When we packed her home up, I found fruit decomposing in dark cupboards, a trivet for hot dishes in her sock drawer, family photographs and her wedding pictures in the other clothing drawers, and wads of bills cached in all kinds of hiding places and fallen behind bureaus, and chaotic piles and tangles everywhere. The new place was just a studio apartment, and it justified simplifying her possessions down to essentials. She saw this as taking her things away, when she wasn't regarding the new place as a temporary lodging, a hotel, from which she'd return to her old territory.

She never got a new map into her head, never learned the way to the grocery store half a block away on the other side of the street or the layout of the building or even her own apartment. She couldn't. Even crossing the street was dangerous, both because she wasn't looking for cars and because once she got to the other side she'd have no idea how she got there or where she was. My younger brother believed ardently in protecting her dignity and autonomy, but being hit by a car is undignified. We arrived at a new level of crisis that required one of us to be with her during all waking hours. Then we hired aides to supplement us until we moved her to the residential care facility with the bucolic name where she was supposed to be fully cared for and safe.

They misled us about their capacity to cope and took a lot of money they weren't going to return, and whenever things didn't go smoothly they passed the burden to us. We went back to spending long chunks of time with her and hiring one-on-one caregivers. She became a geriatric delinquent, prone to lashing out and running away. We tried to forestall her solo expeditions by taking her on a long walk every morning through the pleasant residential streets with their burgeoning flower gardens. Since the rest of my conversations with her were chaotic or perilous, I talked to her mostly about the colors of the houses and about irises, honeysuckle, nasturtiums, passionflowers, sunflowers, morning glories, and the other plants we passed on those walks.

•   •   •

In Alzheimer's disease the hippocampus is among the areas affected first, that little coil in the central core of the brain that shares a Latin name with sea horses. Shaped like a sea horse, it forms memories. As the hippocampus erodes, the sufferer loses the ability to form new memories but hangs on to existing ones at first.

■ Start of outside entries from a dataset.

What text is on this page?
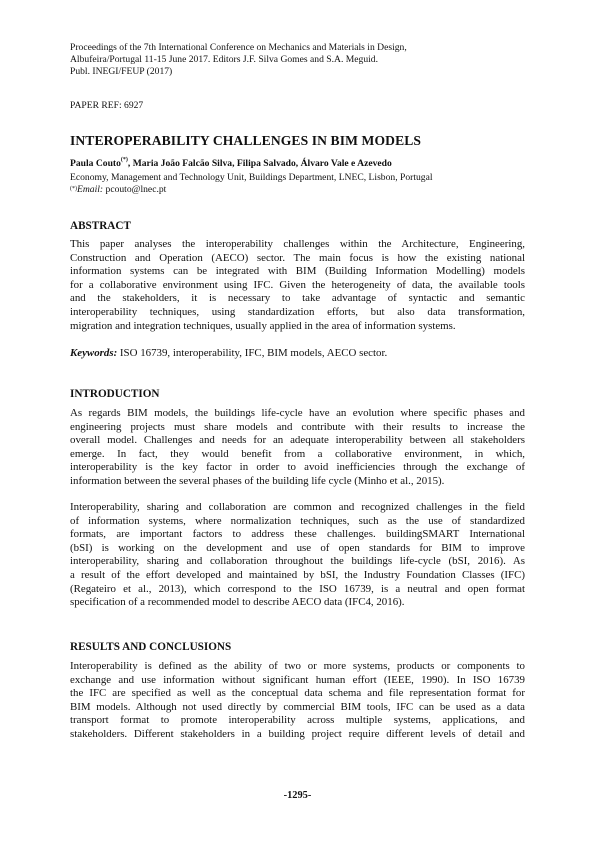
Proceedings of the 7th International Conference on Mechanics and Materials in Design,
Albufeira/Portugal 11-15 June 2017. Editors J.F. Silva Gomes and S.A. Meguid.
Publ. INEGI/FEUP (2017)
PAPER REF: 6927
INTEROPERABILITY CHALLENGES IN BIM MODELS
Paula Couto(*), Maria João Falcão Silva, Filipa Salvado, Álvaro Vale e Azevedo
Economy, Management and Technology Unit, Buildings Department, LNEC, Lisbon, Portugal
(*)Email: pcouto@lnec.pt
ABSTRACT
This paper analyses the interoperability challenges within the Architecture, Engineering,
Construction and Operation (AECO) sector. The main focus is how the existing national
information systems can be integrated with BIM (Building Information Modelling) models
for a collaborative environment using IFC. Given the heterogeneity of data, the available tools
and the stakeholders, it is necessary to take advantage of syntactic and semantic
interoperability techniques, using standardization efforts, but also data transformation,
migration and integration techniques, usually applied in the area of information systems.
Keywords: ISO 16739, interoperability, IFC, BIM models, AECO sector.
INTRODUCTION
As regards BIM models, the buildings life-cycle have an evolution where specific phases and
engineering projects must share models and contribute with their results to increase the
overall model. Challenges and needs for an adequate interoperability between all stakeholders
emerge. In fact, they would benefit from a collaborative environment, in which,
interoperability is the key factor in order to avoid inefficiencies through the exchange of
information between the several phases of the building life cycle (Minho et al., 2015).
Interoperability, sharing and collaboration are common and recognized challenges in the field
of information systems, where normalization techniques, such as the use of standardized
formats, are important factors to address these challenges. buildingSMART International
(bSI) is working on the development and use of open standards for BIM to improve
interoperability, sharing and collaboration throughout the buildings life-cycle (bSI, 2016). As
a result of the effort developed and maintained by bSI, the Industry Foundation Classes (IFC)
(Regateiro et al., 2013), which correspond to the ISO 16739, is a neutral and open format
specification of a recommended model to describe AECO data (IFC4, 2016).
RESULTS AND CONCLUSIONS
Interoperability is defined as the ability of two or more systems, products or components to
exchange and use information without significant human effort (IEEE, 1990). In ISO 16739
the IFC are specified as well as the conceptual data schema and file representation format for
BIM models. Although not used directly by commercial BIM tools, IFC can be used as a data
transport format to promote interoperability across multiple systems, applications, and
stakeholders. Different stakeholders in a building project require different levels of detail and
-1295-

Then the neocortex, that overmantle of the brain that hosts much of our intellectual functioning, begins to deteriorate. The neocortexes of many animals are comparatively smooth and simple, but the human neocortex is intricately crenelated to create a huge amount of surface area within the confines of the skull.

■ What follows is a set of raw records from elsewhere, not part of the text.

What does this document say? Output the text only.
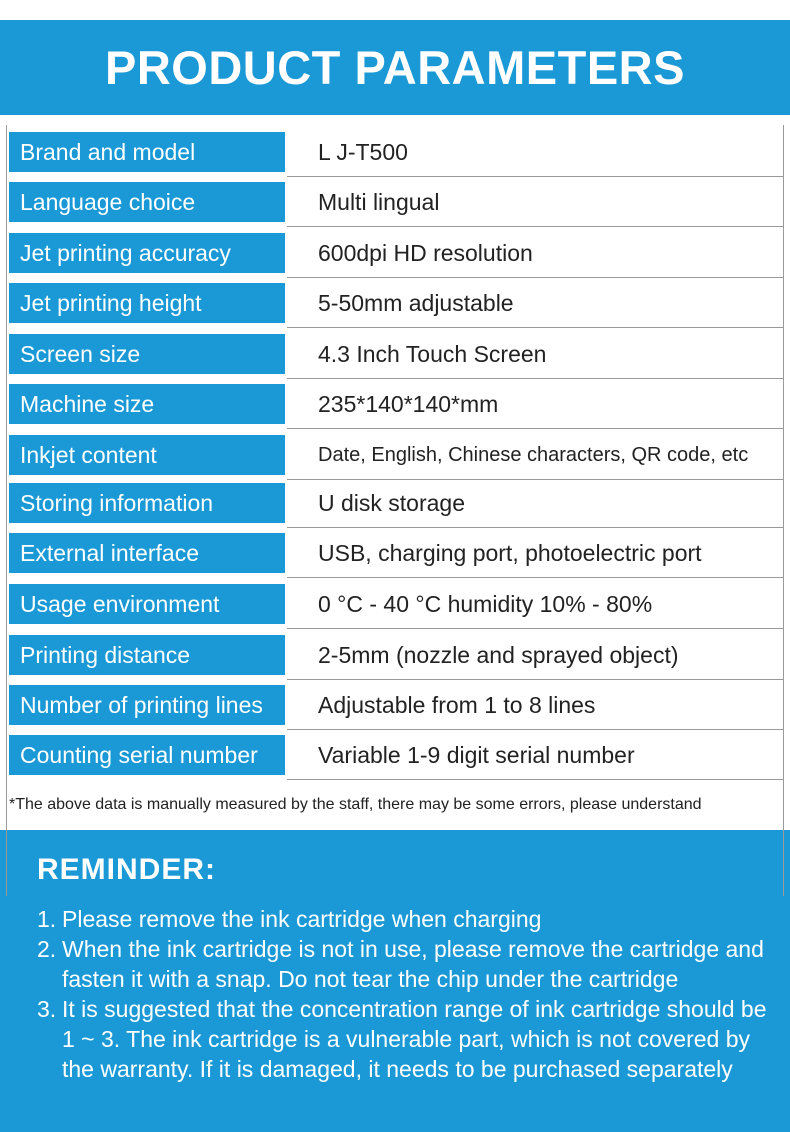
PRODUCT PARAMETERS
Brand and model	L J-T500
Language choice	Multi lingual
Jet printing accuracy	600dpi HD resolution
Jet printing height	5-50mm adjustable
Screen size	4.3 Inch Touch Screen
Machine size	235*140*140*mm
Inkjet content	Date, English, Chinese characters, QR code, etc
Storing information	U disk storage
External interface	USB, charging port, photoelectric port
Usage environment	0 °C - 40 °C humidity 10% - 80%
Printing distance	2-5mm (nozzle and sprayed object)
Number of printing lines	Adjustable from 1 to 8 lines
Counting serial number	Variable 1-9 digit serial number
*The above data is manually measured by the staff, there may be some errors, please understand
REMINDER:
1. Please remove the ink cartridge when charging
2. When the ink cartridge is not in use, please remove the cartridge and fasten it with a snap. Do not tear the chip under the cartridge
3. It is suggested that the concentration range of ink cartridge should be 1 ~ 3. The ink cartridge is a vulnerable part, which is not covered by the warranty. If it is damaged, it needs to be purchased separately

Think of the brain as an intricate landscape of canyons, arroyos, inlets, bays, tunnels, and escarpments surrounding a buried sea horse, with the neurons that relay information scattered all through—scientists call this the “neuron forest.” In the disease that was in my mother's brain, these nerve cells become tangles, as though the forest has been overtaken by the kind of vines you sometimes see creeping up a tree to strangle it. Other parts go blank; the trees die off, and the ventricles that run through the brain enlarge like streams becoming canals. The landscape in which character and capacity are grounded is metamorphosing profoundly, irrevocably. Eventually it erodes; the brain actually shrinks.